The survey, conducted by Symantec, says that while most of the attacks have caused no immediate harm, one attack every 4.5 seconds does affect a computer. The annual report states that the wave of attacks was driven by a rise in malware (malicious software) in circulation.
Symantec said that malware samples have risen almost 71 percent from 2008 to 2009. They report that 51 percent of all viruses, trojans and other malicious programs it has ever seen were logged during 2009. Symantec has identified almost 2.9 million items of malicious code during the year.
The exponential rise in malware was driven by the popularity of easy to use kits that amateur cyber criminals are using to create their own malware, according to Tony Osborn, technology manager for the public sector at Symantec.
The kits range in price from free to more than $700. One kit, called Zeus, which sells for around $700, has become a very popular tool for malware creators. The kit is so popular that the creators offer telephone support for those who cannot get them to work.
Symantec says, during 2009, more than 90,000 variants of the Zeus kit were responsible for the growth of one of the most prolific malware groups during the year.
Zeus relies on spam to lure people to websites where it tricks users into installing malware or sneaks on to a computer through a known vulnerability. This can help criminals set up botnets — networks of hijacked PCs that can be used to send mass emails or be purged of personal data. Symantec reports that nearly 7 million unique PCs were members of botnets in 2009.
Osborn said that the main reason for novices to get hold of the kits was simple — “It’s all about money.”
Established criminals are showing no signs of letting up in their attempts to steal sellable information. “It’s easy money and it’s very hard to catch people,” he said.
The report also suggested that professional criminals were fine-tuning their tactics to get better results. Many scour social network sites for info on employees inside companies and craft their spam and messages to capitalize on the details they can acquire.

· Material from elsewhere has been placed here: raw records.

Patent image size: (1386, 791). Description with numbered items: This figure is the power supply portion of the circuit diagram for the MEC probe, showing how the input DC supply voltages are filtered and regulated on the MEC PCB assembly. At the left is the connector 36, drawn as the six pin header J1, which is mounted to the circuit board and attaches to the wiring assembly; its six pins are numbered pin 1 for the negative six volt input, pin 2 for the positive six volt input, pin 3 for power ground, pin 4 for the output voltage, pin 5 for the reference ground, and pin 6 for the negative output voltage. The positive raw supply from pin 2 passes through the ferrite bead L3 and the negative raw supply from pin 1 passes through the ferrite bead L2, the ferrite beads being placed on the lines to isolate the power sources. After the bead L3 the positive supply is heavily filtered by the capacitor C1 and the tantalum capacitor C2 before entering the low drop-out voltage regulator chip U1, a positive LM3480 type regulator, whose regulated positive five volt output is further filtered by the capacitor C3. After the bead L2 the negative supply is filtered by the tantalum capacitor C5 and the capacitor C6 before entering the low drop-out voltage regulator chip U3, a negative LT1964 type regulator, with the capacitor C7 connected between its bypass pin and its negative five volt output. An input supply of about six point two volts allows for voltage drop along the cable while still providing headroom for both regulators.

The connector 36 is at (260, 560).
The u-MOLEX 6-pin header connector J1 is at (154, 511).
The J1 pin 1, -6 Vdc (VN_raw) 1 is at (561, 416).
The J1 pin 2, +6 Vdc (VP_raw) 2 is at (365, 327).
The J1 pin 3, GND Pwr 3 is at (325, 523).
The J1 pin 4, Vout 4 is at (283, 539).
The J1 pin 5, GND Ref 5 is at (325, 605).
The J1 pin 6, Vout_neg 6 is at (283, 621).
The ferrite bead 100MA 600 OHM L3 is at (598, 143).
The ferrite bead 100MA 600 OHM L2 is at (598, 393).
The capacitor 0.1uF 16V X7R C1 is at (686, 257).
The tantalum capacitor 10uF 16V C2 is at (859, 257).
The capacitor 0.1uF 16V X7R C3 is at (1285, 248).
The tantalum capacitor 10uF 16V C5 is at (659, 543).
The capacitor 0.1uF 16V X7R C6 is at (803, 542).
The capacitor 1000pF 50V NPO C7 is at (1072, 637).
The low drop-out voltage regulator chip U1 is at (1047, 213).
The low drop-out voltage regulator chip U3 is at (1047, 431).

The continued growth of cyber crime has started to put stress on many developing nations that are starting to see more and more attacks. Brazil and India are hot spots for cyber crime, said Osborn.
It is because the infrastructure in those countries are rapidly improving as people begin using broadband and connect to the web more and more. Osborn said that, in these areas, education and understanding about computer security is taking a while to catch on.